Which Konawaena team is this?

The future is bright for Konawaena. These are the shoes of former All-State guard Dawnyelle Awa. (photo: Paul Honda)
The future is bright for Konawaena. These are the shoes of former All-State guard Dawnyelle Awa. (photo: Paul Honda)

I could not help but wonder, in this post-Lia Galdeira-Dawnyelle Awa era at Konawaena, is this going to be a repeat of 2008?

In ’08, the Wildcats were coming off a state title in girls basketball, but the cupboard was almost bare. All the talented four-year starters, like Jessica Hanato and Jazzmin Awa-Williams, had graduated. Sure enough, Konawaena won the BIIF, but fell in the quarterfinals of the state tourney. I remember that game, the talent and hustle of All-State forward Mana Hopkins, who went on to star at HPU.

With Galdeira and Awa now playing at Washington State, would this be a repeat of Hopkins’ senior year? I asked Bobby Command, my former comrade in arms at West Hawaii Today. The former sports editor and city editor has seen just about every Konawaena home game since Bobbie Awa became head coach all those years ago, years that have passed almost within the blink of an eye.


Bobby thinks this squad has an edge on that ’08 Wildcats team.

Chanelle Molina is the second best player in the league behind Courtney Kaupu, one of the state’s 10 best and in the top three among freshmen, if not the best. I didn’t think I would be saying if at this point of the season, but Mercedes “Ihi” Victor is easy a top 10 freshman in the state and the two of them are really starting to remind me of Awa-Galdeira in their freshman years, Victor with the elegance of Awa, and Molina a slashing talent like Lia.
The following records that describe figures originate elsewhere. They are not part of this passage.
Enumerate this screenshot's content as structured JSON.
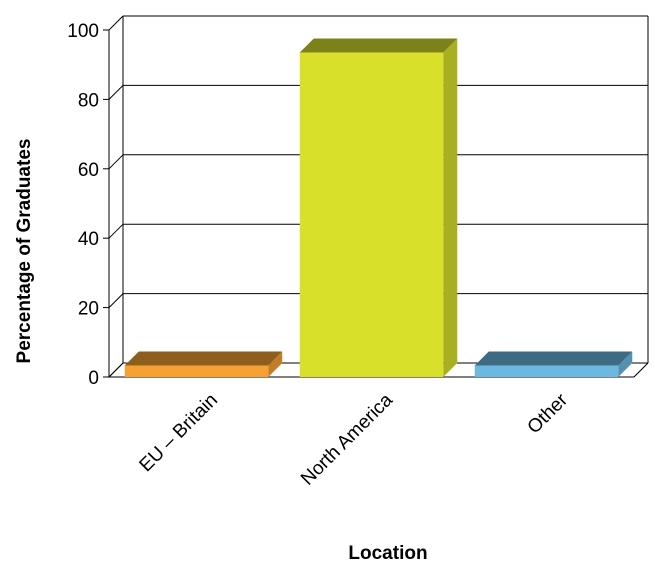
{
  "chart_data": {
    "type": "bar",
    "title": "",
    "xlabel": "Location",
    "ylabel": "Percentage of Graduates",
    "categories": [
      "EU – Britain",
      "North America",
      "Other"
    ],
    "values": [
      3.3,
      93.5,
      3.3
    ],
    "ylim": [
      0,
      100
    ],
    "yticks": [
      0,
      20,
      40,
      60,
      80,
      100
    ],
    "ytick_labels": [
      "0",
      "20",
      "40",
      "60",
      "80",
      "100"
    ],
    "grid": true,
    "legend": "none",
    "style": "3d",
    "colors": [
      "#f5a232",
      "#d8e02a",
      "#6cb8e0"
    ]
  }
}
Kona’s only flaw is depth, but with four of the best players in the state and two more than adequate players to fill the No. 5 depth should not be an issue, since they don’t foul the way last year’s team used to pick them up. This group of girls can win it all if they want it. The only question is, do they want it that bad? A loss deep in the tournament is possible, but may also make the younger ones hungry again, just like the loss to Lahaina two years ago which guaranteed that Kona would win the next two. There are more Mana-Thea-Jazzy level players in the pipeline, and if Kona wins this year they may do a five- or six-peat.
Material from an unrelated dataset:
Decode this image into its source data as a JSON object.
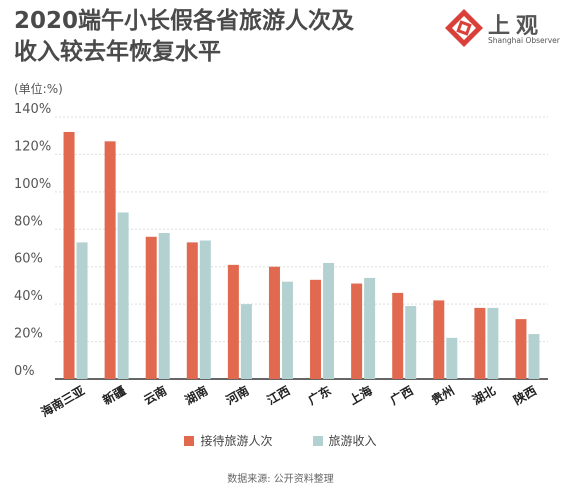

You know I could be mistaking supreme confidence for non-chalantness. I thought the run was over last year, but after watching the team this year, I get the same feeling we did when St. Louis football was winning everything. Reload. Reload. Reload. I know a lot of people don’t want to admit it, judging by the way first-team slots are handed out in the BIIF, but when it is all said and done, the Bobbie Awa-Konawaena Wildcats will be mentioned along with Dr. Mark’s Iolani run as the greatest dynasties in Hawaii prep hoops history. Think about it; this has been going on for 10 years with no end in sight. Five titles, two runners-up, one of them in double overtime and I think both losses by a total of 3 points. This is no dusty shelf of poorly-played girls hoops. It is the best level of girls basketball ever played in Hawaii at any time.

During Mana’s senior year, ’08, the team was very well balanced and much deeper, but they did not win the championship. A better comparison is 09 with three hotshot freshmen and two upperclassmen carrying the team. 2013 is three seniors and two freshmen.
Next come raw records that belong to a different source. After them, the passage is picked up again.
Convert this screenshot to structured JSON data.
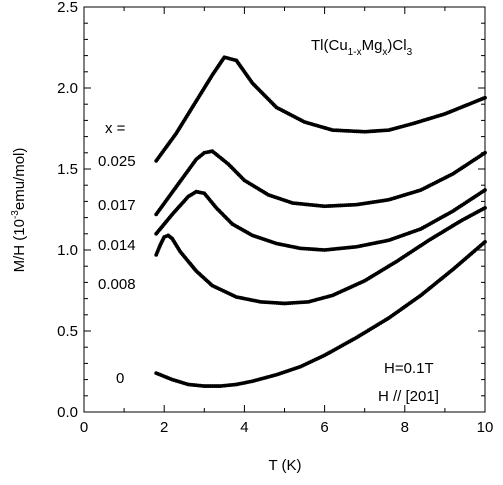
{
  "chart_data": {
    "type": "scatter",
    "xlabel": "T (K)",
    "ylabel": "M/H (10",
    "ylabel_sup": "-3",
    "ylabel_rest": "emu/mol)",
    "xlim": [
      0,
      10
    ],
    "ylim": [
      0,
      2.5
    ],
    "x_ticks": [
      "0",
      "2",
      "4",
      "6",
      "8",
      "10"
    ],
    "y_ticks": [
      "0.0",
      "0.5",
      "1.0",
      "1.5",
      "2.0",
      "2.5"
    ],
    "x_tick_values": [
      0,
      2,
      4,
      6,
      8,
      10
    ],
    "y_tick_values": [
      0,
      0.5,
      1.0,
      1.5,
      2.0,
      2.5
    ],
    "grid": false,
    "color": "#000000",
    "compound": {
      "t1": "Tl(Cu",
      "s1": "1-x",
      "t2": "Mg",
      "s2": "x",
      "t3": ")Cl",
      "s3": "3"
    },
    "x_header": "x =",
    "field_label": "H=0.1T",
    "direction_label": "H // [201]",
    "series": [
      {
        "name": "0.025",
        "x": [
          1.8,
          2.3,
          2.8,
          3.2,
          3.5,
          3.8,
          4.2,
          4.8,
          5.5,
          6.2,
          7.0,
          7.6,
          8.2,
          9.0,
          10.0
        ],
        "y": [
          1.55,
          1.72,
          1.92,
          2.08,
          2.19,
          2.17,
          2.03,
          1.88,
          1.79,
          1.74,
          1.73,
          1.74,
          1.78,
          1.84,
          1.94
        ]
      },
      {
        "name": "0.017",
        "x": [
          1.8,
          2.3,
          2.8,
          3.0,
          3.2,
          3.6,
          4.0,
          4.6,
          5.2,
          6.0,
          6.8,
          7.6,
          8.4,
          9.2,
          10.0
        ],
        "y": [
          1.22,
          1.39,
          1.56,
          1.6,
          1.61,
          1.53,
          1.43,
          1.34,
          1.29,
          1.27,
          1.28,
          1.31,
          1.37,
          1.47,
          1.6
        ]
      },
      {
        "name": "0.014",
        "x": [
          1.8,
          2.2,
          2.6,
          2.8,
          3.0,
          3.3,
          3.7,
          4.2,
          4.8,
          5.4,
          6.0,
          6.8,
          7.6,
          8.4,
          9.2,
          10.0
        ],
        "y": [
          1.1,
          1.22,
          1.33,
          1.36,
          1.35,
          1.26,
          1.16,
          1.09,
          1.04,
          1.01,
          1.0,
          1.02,
          1.06,
          1.13,
          1.24,
          1.37
        ]
      },
      {
        "name": "0.008",
        "x": [
          1.8,
          1.9,
          2.0,
          2.1,
          2.2,
          2.4,
          2.8,
          3.2,
          3.8,
          4.4,
          5.0,
          5.6,
          6.2,
          7.0,
          7.8,
          8.6,
          9.4,
          10.0
        ],
        "y": [
          0.97,
          1.03,
          1.08,
          1.09,
          1.07,
          0.99,
          0.87,
          0.78,
          0.71,
          0.68,
          0.67,
          0.68,
          0.72,
          0.81,
          0.93,
          1.06,
          1.18,
          1.26
        ]
      },
      {
        "name": "0",
        "x": [
          1.8,
          2.2,
          2.6,
          3.0,
          3.4,
          3.8,
          4.2,
          4.8,
          5.4,
          6.0,
          6.8,
          7.6,
          8.4,
          9.2,
          10.0
        ],
        "y": [
          0.24,
          0.2,
          0.17,
          0.16,
          0.16,
          0.17,
          0.19,
          0.23,
          0.28,
          0.35,
          0.46,
          0.58,
          0.72,
          0.88,
          1.05
        ]
      }
    ]
  }
}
Mahalo to Bobby for his input. Konawaena has been No. 1 in the Star-Advertiser Girls Basketball Top 10 for most of the season. Kamehameha is right there at No. 2. It’s still wide open this year, one of the most interesting years ever in terms of parity.


Konawaena didn’t travel to Oahu for preseason tournament play this season, so the mystery is intriguing. I can hardly wait for states.